Surah Nooh / Surah Noah 1.4

Licentie: Gratis ‎Bestandsgrootte: 6.19 MB
‎Gebruikersbeoordeling: 0.0/5 - ‎0 ‎Stemmen

Over Surah Nooh / Surah Noah

Sūrat Nūḥ (Arabisch: سورة نوح‎, "Noah") is de 71ste sura van qur'an met 28 ayat. Het gaat over de islamitische profeet Noach (Nūḥ) en zijn klacht over zijn volk dat alle waarschuwingen afwees die Allah hen via Noach gaf.

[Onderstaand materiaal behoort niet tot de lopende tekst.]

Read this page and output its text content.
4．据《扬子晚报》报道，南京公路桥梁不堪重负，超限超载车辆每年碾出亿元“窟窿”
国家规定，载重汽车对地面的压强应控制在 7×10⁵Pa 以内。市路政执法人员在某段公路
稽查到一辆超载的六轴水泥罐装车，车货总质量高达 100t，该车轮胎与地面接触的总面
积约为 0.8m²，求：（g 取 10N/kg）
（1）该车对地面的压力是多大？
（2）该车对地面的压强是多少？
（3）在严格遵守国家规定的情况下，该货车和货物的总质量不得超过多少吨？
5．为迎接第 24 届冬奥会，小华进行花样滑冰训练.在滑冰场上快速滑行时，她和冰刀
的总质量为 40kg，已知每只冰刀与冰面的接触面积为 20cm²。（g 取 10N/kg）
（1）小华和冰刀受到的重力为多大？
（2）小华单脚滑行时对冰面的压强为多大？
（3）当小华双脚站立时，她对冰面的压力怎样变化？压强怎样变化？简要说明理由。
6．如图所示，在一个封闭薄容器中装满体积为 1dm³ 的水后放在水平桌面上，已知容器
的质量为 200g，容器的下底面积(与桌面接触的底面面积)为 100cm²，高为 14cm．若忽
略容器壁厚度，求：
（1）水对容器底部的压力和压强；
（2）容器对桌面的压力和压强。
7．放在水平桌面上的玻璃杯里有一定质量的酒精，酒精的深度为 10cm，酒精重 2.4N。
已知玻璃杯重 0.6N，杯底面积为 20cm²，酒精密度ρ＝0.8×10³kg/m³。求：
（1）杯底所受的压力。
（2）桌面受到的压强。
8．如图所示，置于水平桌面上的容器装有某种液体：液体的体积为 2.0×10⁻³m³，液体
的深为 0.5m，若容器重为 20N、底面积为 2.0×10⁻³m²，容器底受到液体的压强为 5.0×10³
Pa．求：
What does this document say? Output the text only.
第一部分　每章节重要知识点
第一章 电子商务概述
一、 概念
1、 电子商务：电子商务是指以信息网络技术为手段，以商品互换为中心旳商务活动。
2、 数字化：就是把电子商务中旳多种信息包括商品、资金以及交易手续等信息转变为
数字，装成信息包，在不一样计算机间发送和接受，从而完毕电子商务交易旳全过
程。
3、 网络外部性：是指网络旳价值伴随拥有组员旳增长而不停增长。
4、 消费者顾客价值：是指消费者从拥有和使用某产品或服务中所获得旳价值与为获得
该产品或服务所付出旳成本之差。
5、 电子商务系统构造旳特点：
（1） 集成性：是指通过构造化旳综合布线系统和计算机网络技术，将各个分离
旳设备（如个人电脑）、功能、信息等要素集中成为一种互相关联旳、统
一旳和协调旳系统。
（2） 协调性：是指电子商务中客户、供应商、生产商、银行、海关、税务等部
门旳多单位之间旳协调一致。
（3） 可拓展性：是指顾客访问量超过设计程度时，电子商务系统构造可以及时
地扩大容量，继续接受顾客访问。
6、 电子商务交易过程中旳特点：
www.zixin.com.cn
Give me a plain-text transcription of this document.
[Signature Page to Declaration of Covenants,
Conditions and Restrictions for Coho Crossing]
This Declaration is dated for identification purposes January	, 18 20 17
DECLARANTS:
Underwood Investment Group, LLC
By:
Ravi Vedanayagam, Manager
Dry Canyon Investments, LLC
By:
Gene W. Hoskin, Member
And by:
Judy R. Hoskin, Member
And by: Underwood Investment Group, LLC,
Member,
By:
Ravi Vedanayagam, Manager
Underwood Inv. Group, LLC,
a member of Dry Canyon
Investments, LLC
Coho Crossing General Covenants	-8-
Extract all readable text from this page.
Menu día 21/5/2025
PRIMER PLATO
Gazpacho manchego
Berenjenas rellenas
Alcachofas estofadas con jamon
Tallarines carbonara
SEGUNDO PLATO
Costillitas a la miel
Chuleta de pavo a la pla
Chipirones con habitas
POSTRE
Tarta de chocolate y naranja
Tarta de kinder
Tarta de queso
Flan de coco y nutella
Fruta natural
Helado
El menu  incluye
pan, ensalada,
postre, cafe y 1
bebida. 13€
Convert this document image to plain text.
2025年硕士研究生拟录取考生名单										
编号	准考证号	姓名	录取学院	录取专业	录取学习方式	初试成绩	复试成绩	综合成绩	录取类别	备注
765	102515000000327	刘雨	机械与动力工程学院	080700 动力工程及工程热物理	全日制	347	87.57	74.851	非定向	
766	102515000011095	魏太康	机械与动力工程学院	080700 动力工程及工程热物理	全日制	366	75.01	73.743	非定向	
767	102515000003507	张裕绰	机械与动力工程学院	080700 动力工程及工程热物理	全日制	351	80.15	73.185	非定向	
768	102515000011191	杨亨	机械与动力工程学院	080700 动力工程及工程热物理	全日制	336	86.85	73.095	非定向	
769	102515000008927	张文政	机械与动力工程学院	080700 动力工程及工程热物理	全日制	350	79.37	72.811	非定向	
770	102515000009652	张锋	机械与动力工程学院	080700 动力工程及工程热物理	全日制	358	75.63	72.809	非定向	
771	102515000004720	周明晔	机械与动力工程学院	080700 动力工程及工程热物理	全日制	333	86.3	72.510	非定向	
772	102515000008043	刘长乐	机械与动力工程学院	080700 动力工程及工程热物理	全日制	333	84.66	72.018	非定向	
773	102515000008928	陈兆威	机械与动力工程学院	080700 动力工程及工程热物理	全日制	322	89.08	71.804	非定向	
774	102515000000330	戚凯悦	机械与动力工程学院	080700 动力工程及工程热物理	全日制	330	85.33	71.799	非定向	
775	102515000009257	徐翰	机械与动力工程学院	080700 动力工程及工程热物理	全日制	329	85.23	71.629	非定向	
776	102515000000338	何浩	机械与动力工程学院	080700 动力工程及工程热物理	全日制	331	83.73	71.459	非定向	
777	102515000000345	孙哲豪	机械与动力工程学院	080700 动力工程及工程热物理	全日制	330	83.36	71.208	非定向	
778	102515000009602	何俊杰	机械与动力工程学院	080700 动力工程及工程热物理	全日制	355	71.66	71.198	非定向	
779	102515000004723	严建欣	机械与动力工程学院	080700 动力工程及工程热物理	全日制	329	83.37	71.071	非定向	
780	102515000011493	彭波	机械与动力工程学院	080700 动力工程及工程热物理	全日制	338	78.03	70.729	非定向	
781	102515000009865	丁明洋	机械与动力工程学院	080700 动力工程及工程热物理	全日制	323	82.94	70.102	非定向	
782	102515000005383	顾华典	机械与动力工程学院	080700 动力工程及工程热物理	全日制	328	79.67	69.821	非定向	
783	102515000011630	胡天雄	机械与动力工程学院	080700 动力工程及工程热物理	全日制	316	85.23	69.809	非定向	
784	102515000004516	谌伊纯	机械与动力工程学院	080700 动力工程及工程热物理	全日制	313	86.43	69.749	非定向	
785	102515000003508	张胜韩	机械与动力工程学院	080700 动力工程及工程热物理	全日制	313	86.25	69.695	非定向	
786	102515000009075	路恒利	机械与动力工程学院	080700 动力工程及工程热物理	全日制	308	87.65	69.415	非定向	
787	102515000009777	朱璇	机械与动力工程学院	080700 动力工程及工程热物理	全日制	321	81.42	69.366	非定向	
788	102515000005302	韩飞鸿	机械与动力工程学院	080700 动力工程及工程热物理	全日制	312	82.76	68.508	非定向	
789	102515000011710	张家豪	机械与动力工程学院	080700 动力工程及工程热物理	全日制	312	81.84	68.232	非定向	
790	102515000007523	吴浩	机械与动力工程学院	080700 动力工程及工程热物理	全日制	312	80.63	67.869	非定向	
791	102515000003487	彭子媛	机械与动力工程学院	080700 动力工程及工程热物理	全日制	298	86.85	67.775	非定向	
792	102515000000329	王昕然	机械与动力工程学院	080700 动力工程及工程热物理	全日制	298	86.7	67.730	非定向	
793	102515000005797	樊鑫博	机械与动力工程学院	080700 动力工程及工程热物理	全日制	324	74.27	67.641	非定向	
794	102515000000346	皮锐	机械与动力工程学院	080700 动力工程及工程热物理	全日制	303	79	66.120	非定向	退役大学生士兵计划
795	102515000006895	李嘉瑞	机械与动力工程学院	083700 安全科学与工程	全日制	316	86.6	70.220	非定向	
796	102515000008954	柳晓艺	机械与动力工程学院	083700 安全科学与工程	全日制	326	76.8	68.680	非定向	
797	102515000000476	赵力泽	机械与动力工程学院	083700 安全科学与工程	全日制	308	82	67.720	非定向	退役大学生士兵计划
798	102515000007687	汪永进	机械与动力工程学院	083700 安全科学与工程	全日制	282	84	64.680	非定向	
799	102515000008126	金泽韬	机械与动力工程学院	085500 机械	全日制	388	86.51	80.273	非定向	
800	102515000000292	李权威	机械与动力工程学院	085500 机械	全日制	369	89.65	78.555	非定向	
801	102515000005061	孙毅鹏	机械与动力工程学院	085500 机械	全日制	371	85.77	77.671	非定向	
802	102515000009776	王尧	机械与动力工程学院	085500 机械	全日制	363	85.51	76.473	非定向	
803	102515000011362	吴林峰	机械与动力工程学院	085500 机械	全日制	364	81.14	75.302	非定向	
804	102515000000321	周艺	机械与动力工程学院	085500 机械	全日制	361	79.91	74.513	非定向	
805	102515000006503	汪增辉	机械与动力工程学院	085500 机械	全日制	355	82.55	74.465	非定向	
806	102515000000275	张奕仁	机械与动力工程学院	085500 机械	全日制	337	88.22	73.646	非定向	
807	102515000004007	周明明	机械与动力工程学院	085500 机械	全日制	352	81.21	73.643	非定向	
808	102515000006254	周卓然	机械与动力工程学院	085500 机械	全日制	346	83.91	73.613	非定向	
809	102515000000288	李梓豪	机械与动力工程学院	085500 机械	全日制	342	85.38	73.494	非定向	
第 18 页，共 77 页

Samenvatting In Nuh, de 71ste soera, verwijst Quran naar de prophethood van Nuh in fragmenten. Nuh is een boodschapper van Allah. Wanneer Nuh zich realiseert dat de boodschappen niet door de gemeenschap worden geaccepteerd, smeedde hij aan Allah. Allah was van plan om de gemeenschap van Nuh op een bepaald tijdstip te overspoelen. Allah beval Nuh om de mensen van de zondvloed te waarschuwen. Allah brengt het water uit de hemel om nuh's boodschap te bewijzen om nauwkeurig te zijn. In de Koran, de zondvloed is een symbolisatie van de genade van Allah aan de gelovigen. Allah geeft de wereld een nieuw begin. De ongelovigen geloofden Gods boodschap en boodschapper Nuh zodat zij verdronken waren. Omdat zijn volk niet in staat zijn om het idee van het bestaan van een God te begrijpen, zijn de levens van Mohammed en Nuh parallel aan elkaar voor de tijd van de openbaring van deze soera. De soera werd gebruikt om het geloof van de gelovigen te vergroten; het toont aan dat Nuh vóór Muhammad moeilijkheden in het behandelen van de ongelovigen van zijn tijd had.

Ayat 1–4 bespreekt de boodschap die Nuh van Allah kreeg om met zijn gemeenschap te delen, om God te dienen.

In Ayat 5–20 informeert Nuh God dat zijn volk zijn boodschap niet accepteert. Nuh probeert de mensen duidelijk te maken dat de hele aarde, de zon, de maan tekenen zijn van Het bestaan van Allah.

In Ayat 21–24 vraagt Nuh Allah om de wereld te bevrijden van de boosdoeners, omdat ze weigerden hun afgoden in de steek te laten en anderen aan te moedigen hetzelfde te doen.

In Ayat 25–28 werden de ongelovigen allemaal verdronken en naar de hel gestuurd (als gevolg van de overstroming). Nuh vraagt Allah om de gelovigen te vergeven en de ongelovigen te vernietigen omdat hun geloof velen op een dwaalspoor zal brengen.